The grace that once eluded Graceless covers him like a garment when he arrives at the Place of Deliverance, the Cross. It flows from supernatural (Holy Spirit supernatural, that is) confidence in the efficacy of the atonement purchased there, and it harmonizes with the promises of preservation and completion and glorification. Defined by the terms of the New Covenant, he will never—he can never—again be known as Graceless because he is now grace-filled.

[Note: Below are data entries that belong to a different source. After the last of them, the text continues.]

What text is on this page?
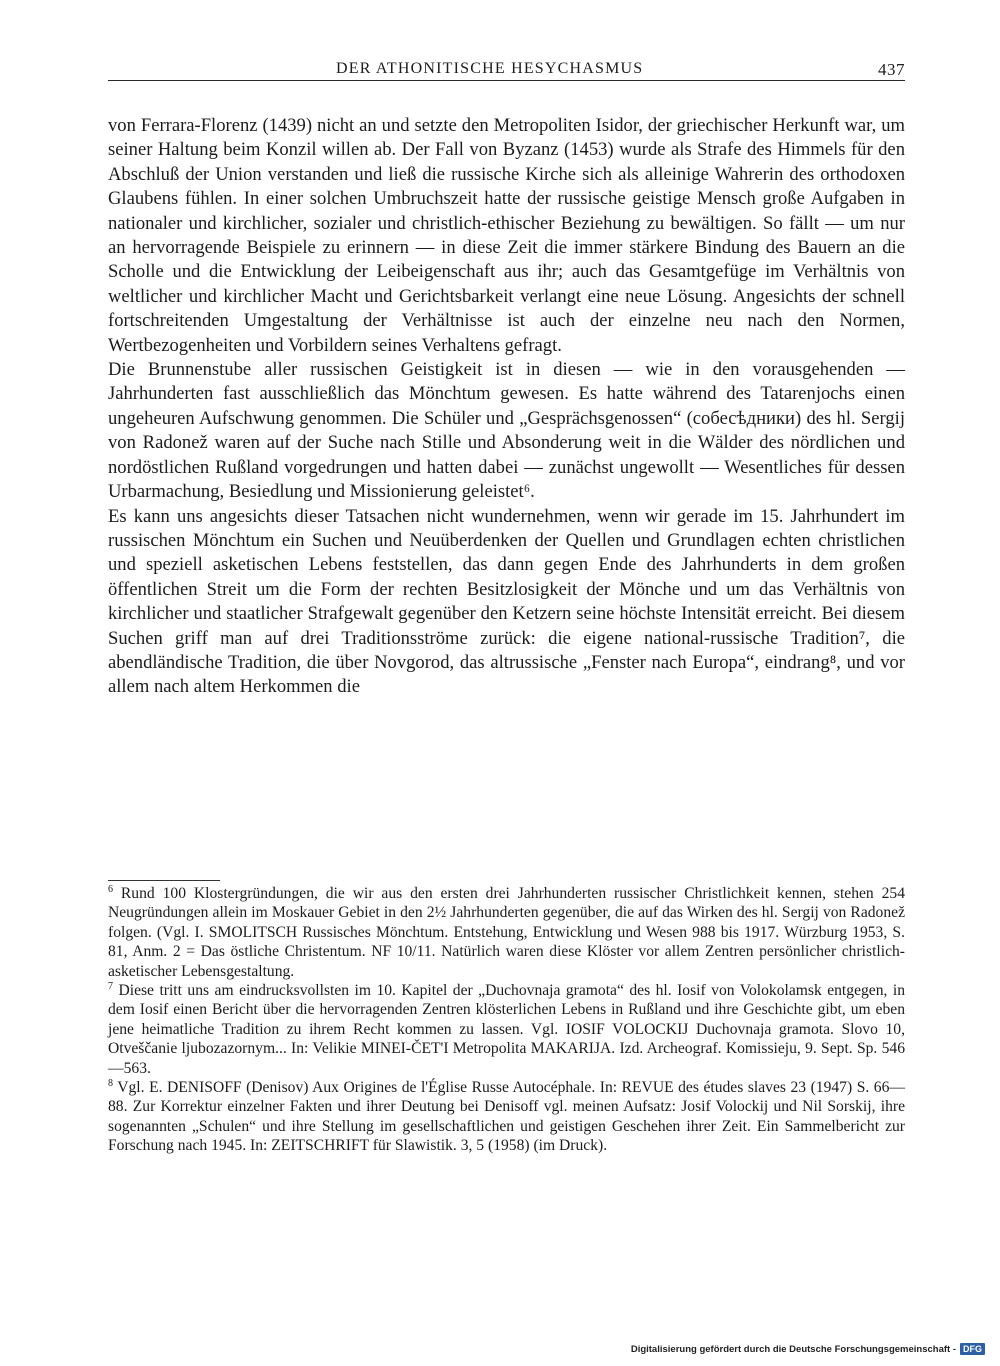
DER ATHONITISCHE HESYCHASMUS	437

von Ferrara-Florenz (1439) nicht an und setzte den Metropoliten Isidor, der griechischer Herkunft war, um seiner Haltung beim Konzil willen ab. Der Fall von Byzanz (1453) wurde als Strafe des Himmels für den Abschluß der Union verstanden und ließ die russische Kirche sich als alleinige Wahrerin des orthodoxen Glaubens fühlen. In einer solchen Umbruchszeit hatte der russische geistige Mensch große Aufgaben in nationaler und kirchlicher, sozialer und christlich-ethischer Beziehung zu bewältigen. So fällt — um nur an hervorragende Beispiele zu erinnern — in diese Zeit die immer stärkere Bindung des Bauern an die Scholle und die Entwicklung der Leibeigenschaft aus ihr; auch das Gesamtgefüge im Verhältnis von weltlicher und kirchlicher Macht und Gerichtsbarkeit verlangt eine neue Lösung. Angesichts der schnell fortschreitenden Umgestaltung der Verhältnisse ist auch der einzelne neu nach den Normen, Wertbezogenheiten und Vorbildern seines Verhaltens gefragt.

Die Brunnenstube aller russischen Geistigkeit ist in diesen — wie in den vorausgehenden — Jahrhunderten fast ausschließlich das Mönchtum gewesen. Es hatte während des Tatarenjochs einen ungeheuren Aufschwung genommen. Die Schüler und „Gesprächsgenossen“ (собесѣдники) des hl. Sergij von Radonež waren auf der Suche nach Stille und Absonderung weit in die Wälder des nördlichen und nordöstlichen Rußland vorgedrungen und hatten dabei — zunächst ungewollt — Wesentliches für dessen Urbarmachung, Besiedlung und Missionierung geleistet⁶.

Es kann uns angesichts dieser Tatsachen nicht wundernehmen, wenn wir gerade im 15. Jahrhundert im russischen Mönchtum ein Suchen und Neuüberdenken der Quellen und Grundlagen echten christlichen und speziell asketischen Lebens feststellen, das dann gegen Ende des Jahrhunderts in dem großen öffentlichen Streit um die Form der rechten Besitzlosigkeit der Mönche und um das Verhältnis von kirchlicher und staatlicher Strafgewalt gegenüber den Ketzern seine höchste Intensität erreicht. Bei diesem Suchen griff man auf drei Traditionsströme zurück: die eigene national-russische Tradition⁷, die abendländische Tradition, die über Novgorod, das altrussische „Fenster nach Europa“, eindrang⁸, und vor allem nach altem Herkommen die

$^6$ Rund 100 Klostergründungen, die wir aus den ersten drei Jahrhunderten russischer Christlichkeit kennen, stehen 254 Neugründungen allein im Moskauer Gebiet in den 2½ Jahrhunderten gegenüber, die auf das Wirken des hl. Sergij von Radonež folgen. (Vgl. I. SMOLITSCH Russisches Mönchtum. Entstehung, Entwicklung und Wesen 988 bis 1917. Würzburg 1953, S. 81, Anm. 2 = Das östliche Christentum. NF 10/11. Natürlich waren diese Klöster vor allem Zentren persönlicher christlich-asketischer Lebensgestaltung.

$^7$ Diese tritt uns am eindrucksvollsten im 10. Kapitel der „Duchovnaja gramota“ des hl. Iosif von Volokolamsk entgegen, in dem Iosif einen Bericht über die hervorragenden Zentren klösterlichen Lebens in Rußland und ihre Geschichte gibt, um eben jene heimatliche Tradition zu ihrem Recht kommen zu lassen. Vgl. IOSIF VOLOCKIJ Duchovnaja gramota. Slovo 10, Otveščanie ljubozazornym... In: Velikie MINEI-ČET'I Metropolita MAKARIJA. Izd. Archeograf. Komissieju, 9. Sept. Sp. 546—563.

$^8$ Vgl. E. DENISOFF (Denisov) Aux Origines de l'Église Russe Autocéphale. In: REVUE des études slaves 23 (1947) S. 66—88. Zur Korrektur einzelner Fakten und ihrer Deutung bei Denisoff vgl. meinen Aufsatz: Josif Volockij und Nil Sorskij, ihre sogenannten „Schulen“ und ihre Stellung im gesellschaftlichen und geistigen Geschehen ihrer Zeit. Ein Sammelbericht zur Forschung nach 1945. In: ZEITSCHRIFT für Slawistik. 3, 5 (1958) (im Druck).

Digitalisierung gefördert durch die Deutsche Forschungsgemeinschaft - DFG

And what of his burden? “Upon that place stood a Cross, and below at the bottom, there was a Tomb. . . . Just as Christian came up to the Cross, his burden came loose from his shoulders and fell off his back. It began to tumble and continued to do so until it came to the mouth of the Tomb. It then fell into the Tomb, and I saw it no more.” At the Cross, at the Cross, where I first saw the light, and the burden of my heart rolled away . . .
That hole I want to dive into when this world’s failures—when my failures and my shame—press in upon me? I can’t go there. It’s already occupied—by my burden. It tumbled off my shoulders and into that Tomb when Jesus set His mark on me and sealed me for heaven. That glorious, empty tomb was vacated when He rose to conquer the terror and finality of death that loomed over me when I resided in the City of Destruction. That hole once housed His body crushed for me under the weight of my sin, and now it buries instead for eternity my burden and those of all who believe in Him. It’s a bottomless pit.

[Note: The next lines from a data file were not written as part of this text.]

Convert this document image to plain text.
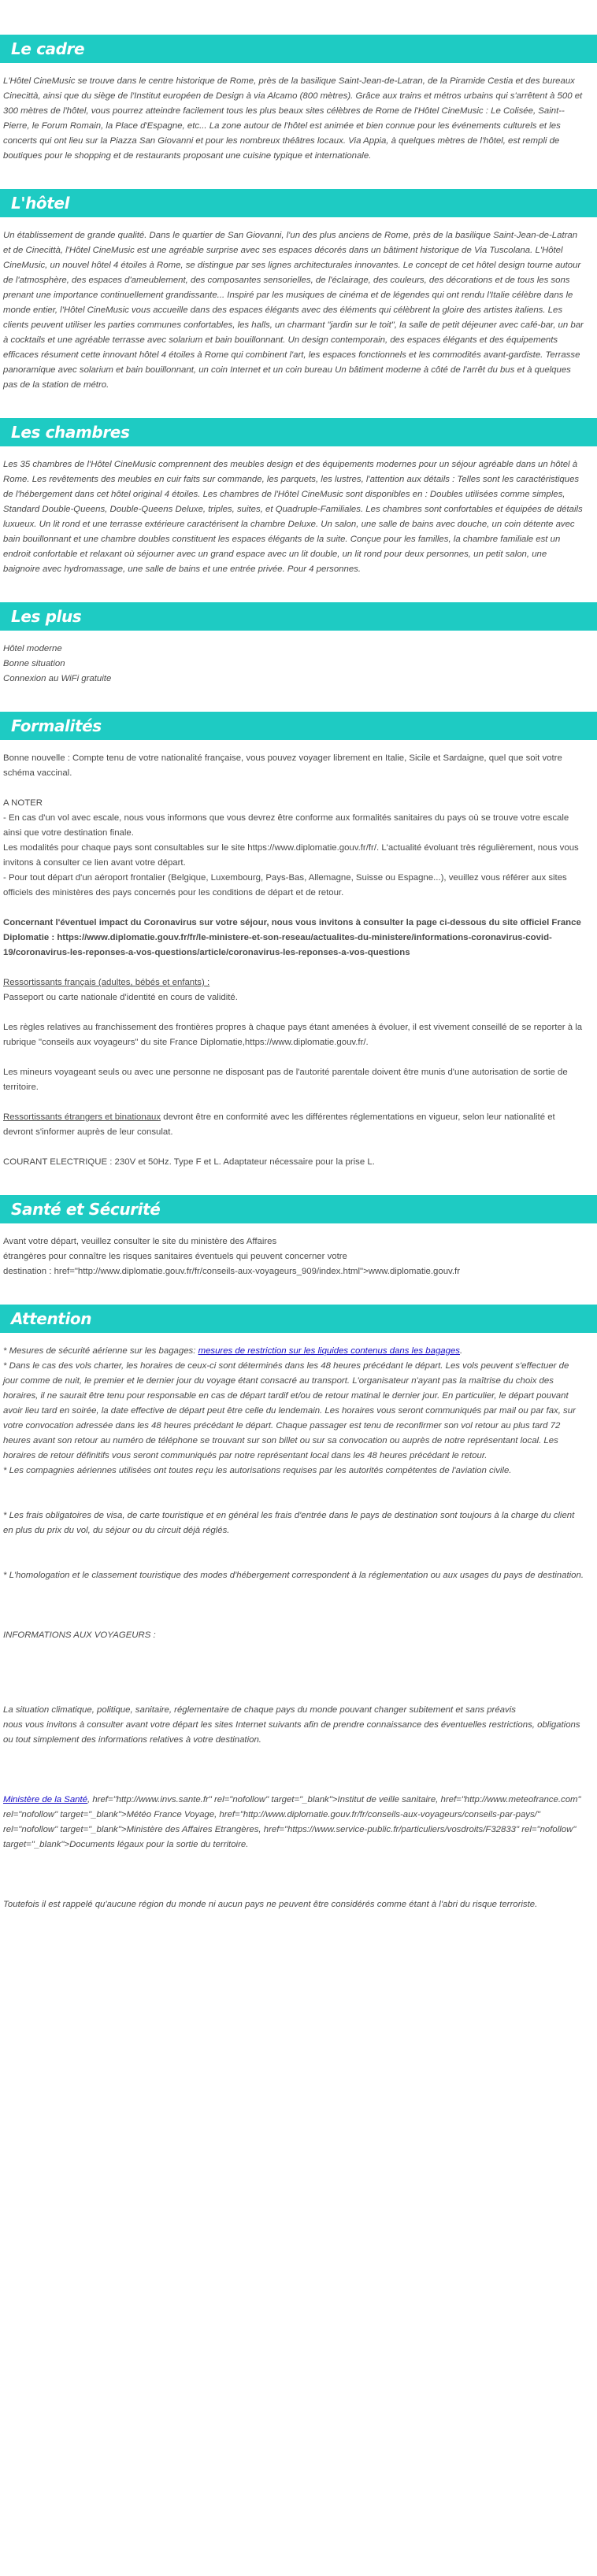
Le cadre

L'Hôtel CineMusic se trouve dans le centre historique de Rome, près de la basilique Saint-Jean-de-Latran, de la Piramide Cestia et des bureaux Cinecittà, ainsi que du siège de l'Institut européen de Design à via Alcamo (800 mètres). Grâce aux trains et métros urbains qui s'arrêtent à 500 et 300 mètres de l'hôtel, vous pourrez atteindre facilement tous les plus beaux sites célèbres de Rome de l'Hôtel CineMusic : Le Colisée, Saint--Pierre, le Forum Romain, la Place d'Espagne, etc... La zone autour de l'hôtel est animée et bien connue pour les événements culturels et les concerts qui ont lieu sur la Piazza San Giovanni et pour les nombreux théâtres locaux. Via Appia, à quelques mètres de l'hôtel, est rempli de boutiques pour le shopping et de restaurants proposant une cuisine typique et internationale.

L'hôtel

Un établissement de grande qualité. Dans le quartier de San Giovanni, l'un des plus anciens de Rome, près de la basilique Saint-Jean-de-Latran et de Cinecittà, l'Hôtel CineMusic est une agréable surprise avec ses espaces décorés dans un bâtiment historique de Via Tuscolana. L'Hôtel CineMusic, un nouvel hôtel 4 étoiles à Rome, se distingue par ses lignes architecturales innovantes. Le concept de cet hôtel design tourne autour de l'atmosphère, des espaces d'ameublement, des composantes sensorielles, de l'éclairage, des couleurs, des décorations et de tous les sons prenant une importance continuellement grandissante... Inspiré par les musiques de cinéma et de légendes qui ont rendu l'Italie célèbre dans le monde entier, l'Hôtel CineMusic vous accueille dans des espaces élégants avec des éléments qui célèbrent la gloire des artistes italiens. Les clients peuvent utiliser les parties communes confortables, les halls, un charmant "jardin sur le toit", la salle de petit déjeuner avec café-bar, un bar à cocktails et une agréable terrasse avec solarium et bain bouillonnant. Un design contemporain, des espaces élégants et des équipements efficaces résument cette innovant hôtel 4 étoiles à Rome qui combinent l'art, les espaces fonctionnels et les commodités avant-gardiste. Terrasse panoramique avec solarium et bain bouillonnant, un coin Internet et un coin bureau Un bâtiment moderne à côté de l'arrêt du bus et à quelques pas de la station de métro.

Les chambres

Les 35 chambres de l'Hôtel CineMusic comprennent des meubles design et des équipements modernes pour un séjour agréable dans un hôtel à Rome. Les revêtements des meubles en cuir faits sur commande, les parquets, les lustres, l'attention aux détails : Telles sont les caractéristiques de l'hébergement dans cet hôtel original 4 étoiles. Les chambres de l'Hôtel CineMusic sont disponibles en : Doubles utilisées comme simples, Standard Double-Queens, Double-Queens Deluxe, triples, suites, et Quadruple-Familiales. Les chambres sont confortables et équipées de détails luxueux. Un lit rond et une terrasse extérieure caractérisent la chambre Deluxe. Un salon, une salle de bains avec douche, un coin détente avec bain bouillonnant et une chambre doubles constituent les espaces élégants de la suite. Conçue pour les familles, la chambre familiale est un endroit confortable et relaxant où séjourner avec un grand espace avec un lit double, un lit rond pour deux personnes, un petit salon, une baignoire avec hydromassage, une salle de bains et une entrée privée. Pour 4 personnes.

Les plus

Hôtel moderne
Bonne situation
Connexion au WiFi gratuite

Formalités

Bonne nouvelle : Compte tenu de votre nationalité française, vous pouvez voyager librement en Italie, Sicile et Sardaigne, quel que soit votre schéma vaccinal.

A NOTER

- En cas d'un vol avec escale, nous vous informons que vous devrez être conforme aux formalités sanitaires du pays où se trouve votre escale ainsi que votre destination finale.

Les modalités pour chaque pays sont consultables sur le site https://www.diplomatie.gouv.fr/fr/. L'actualité évoluant très régulièrement, nous vous invitons à consulter ce lien avant votre départ.

- Pour tout départ d'un aéroport frontalier (Belgique, Luxembourg, Pays-Bas, Allemagne, Suisse ou Espagne...), veuillez vous référer aux sites officiels des ministères des pays concernés pour les conditions de départ et de retour.

Concernant l'éventuel impact du Coronavirus sur votre séjour, nous vous invitons à consulter la page ci-dessous du site officiel France Diplomatie : https://www.diplomatie.gouv.fr/fr/le-ministere-et-son-reseau/actualites-du-ministere/informations-coronavirus-covid-19/coronavirus-les-reponses-a-vos-questions/article/coronavirus-les-reponses-a-vos-questions

Ressortissants français (adultes, bébés et enfants) :

Passeport ou carte nationale d'identité en cours de validité.

Les règles relatives au franchissement des frontières propres à chaque pays étant amenées à évoluer, il est vivement conseillé de se reporter à la rubrique "conseils aux voyageurs" du site France Diplomatie,https://www.diplomatie.gouv.fr/.

Les mineurs voyageant seuls ou avec une personne ne disposant pas de l'autorité parentale doivent être munis d'une autorisation de sortie de territoire.

Ressortissants étrangers et binationaux devront être en conformité avec les différentes réglementations en vigueur, selon leur nationalité et devront s'informer auprès de leur consulat.

COURANT ELECTRIQUE : 230V et 50Hz. Type F et L. Adaptateur nécessaire pour la prise L.

Santé et Sécurité

Avant votre départ, veuillez consulter le site du ministère des Affaires

étrangères pour connaître les risques sanitaires éventuels qui peuvent concerner votre

destination : href="http://www.diplomatie.gouv.fr/fr/conseils-aux-voyageurs_909/index.html">www.diplomatie.gouv.fr

Attention

* Mesures de sécurité aérienne sur les bagages: mesures de restriction sur les liquides contenus dans les bagages.

* Dans le cas des vols charter, les horaires de ceux-ci sont déterminés dans les 48 heures précédant le départ. Les vols peuvent s'effectuer de jour comme de nuit, le premier et le dernier jour du voyage étant consacré au transport. L'organisateur n'ayant pas la maîtrise du choix des horaires, il ne saurait être tenu pour responsable en cas de départ tardif et/ou de retour matinal le dernier jour. En particulier, le départ pouvant avoir lieu tard en soirée, la date effective de départ peut être celle du lendemain. Les horaires vous seront communiqués par mail ou par fax, sur votre convocation adressée dans les 48 heures précédant le départ. Chaque passager est tenu de reconfirmer son vol retour au plus tard 72 heures avant son retour au numéro de téléphone se trouvant sur son billet ou sur sa convocation ou auprès de notre représentant local. Les horaires de retour définitifs vous seront communiqués par notre représentant local dans les 48 heures précédant le retour.

* Les compagnies aériennes utilisées ont toutes reçu les autorisations requises par les autorités compétentes de l'aviation civile.

* Les frais obligatoires de visa, de carte touristique et en général les frais d'entrée dans le pays de destination sont toujours à la charge du client en plus du prix du vol, du séjour ou du circuit déjà réglés.

* L'homologation et le classement touristique des modes d'hébergement correspondent à la réglementation ou aux usages du pays de destination.

INFORMATIONS AUX VOYAGEURS :

La situation climatique, politique, sanitaire, réglementaire de chaque pays du monde pouvant changer subitement et sans préavis

nous vous invitons à consulter avant votre départ les sites Internet suivants afin de prendre connaissance des éventuelles restrictions, obligations ou tout simplement des informations relatives à votre destination.

Ministère de la Santé, href="http://www.invs.sante.fr" rel="nofollow" target="_blank">Institut de veille sanitaire, href="http://www.meteofrance.com" rel="nofollow" target="_blank">Météo France Voyage, href="http://www.diplomatie.gouv.fr/fr/conseils-aux-voyageurs/conseils-par-pays/" rel="nofollow" target="_blank">Ministère des Affaires Etrangères, href="https://www.service-public.fr/particuliers/vosdroits/F32833" rel="nofollow" target="_blank">Documents légaux pour la sortie du territoire.

Toutefois il est rappelé qu'aucune région du monde ni aucun pays ne peuvent être considérés comme étant à l'abri du risque terroriste.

Saul-now-Paul, Abraham, Peter; the woman at the well, the centurion, the martyrs under Nero; my cousins who have discovered sisterhood in Christ late in life but before it was too late; the sweet, young new convert who soaks up every Bible lesson and brings such enthusiasm to church fellowships; my 91-year-old mom who boldly challenges her too-sophomoric-for-his-britches son to take this most recent heart attack seriously; my friend who lost her husband a year ago, who rejoices that she will next set eyes on him with Jesus—all of their burdens are there.
If grace fills us, we can never go back—there is no back to go to. In the economy of justification, when we are released from sin and from the weight of guilt, we have new identities—we are slaves to Christ. He has purchased us out of a false latitude into a true freedom. We were never so free to be able to obey and glorify God as when He claimed us as His own. Remember that when your thoughts wander to wondering about the appearances of easy living: Pliables and Obstinates and the others who remain in the City of Destruction have no ability to please God, no comprehension of the promises of Christ’s inheritance, no hope at all of eternal happiness with the King. Not even in their best imaginations can they conceive of what it is like to have a relationship with the God of the universe. That can only come from a Gate, a Cross, and a Hole in the ground.
“He is able to save to the uttermost those who draw near to God through Him, since He always lives to make intercession for them.” (Hebrews 7:25) Saving and keeping us is His glorious task: “For I have come down from heaven, not to do my own will but the will of him who sent me. And this is the will of him who sent me, that I should lose nothing of all that he has given me, but raise it up on the last day.” (John 6:38-39)
Make the story of your pilgrimage known: not what you were, but what you are, by the mercy of God and the work of Christ.
*The text of The Pilgrim’s Progress came from the 1998 Bridge-Logos edition, revised and updated by L. Edward Hazelbaker, titled The Pilgrim’s Progress in Modern English.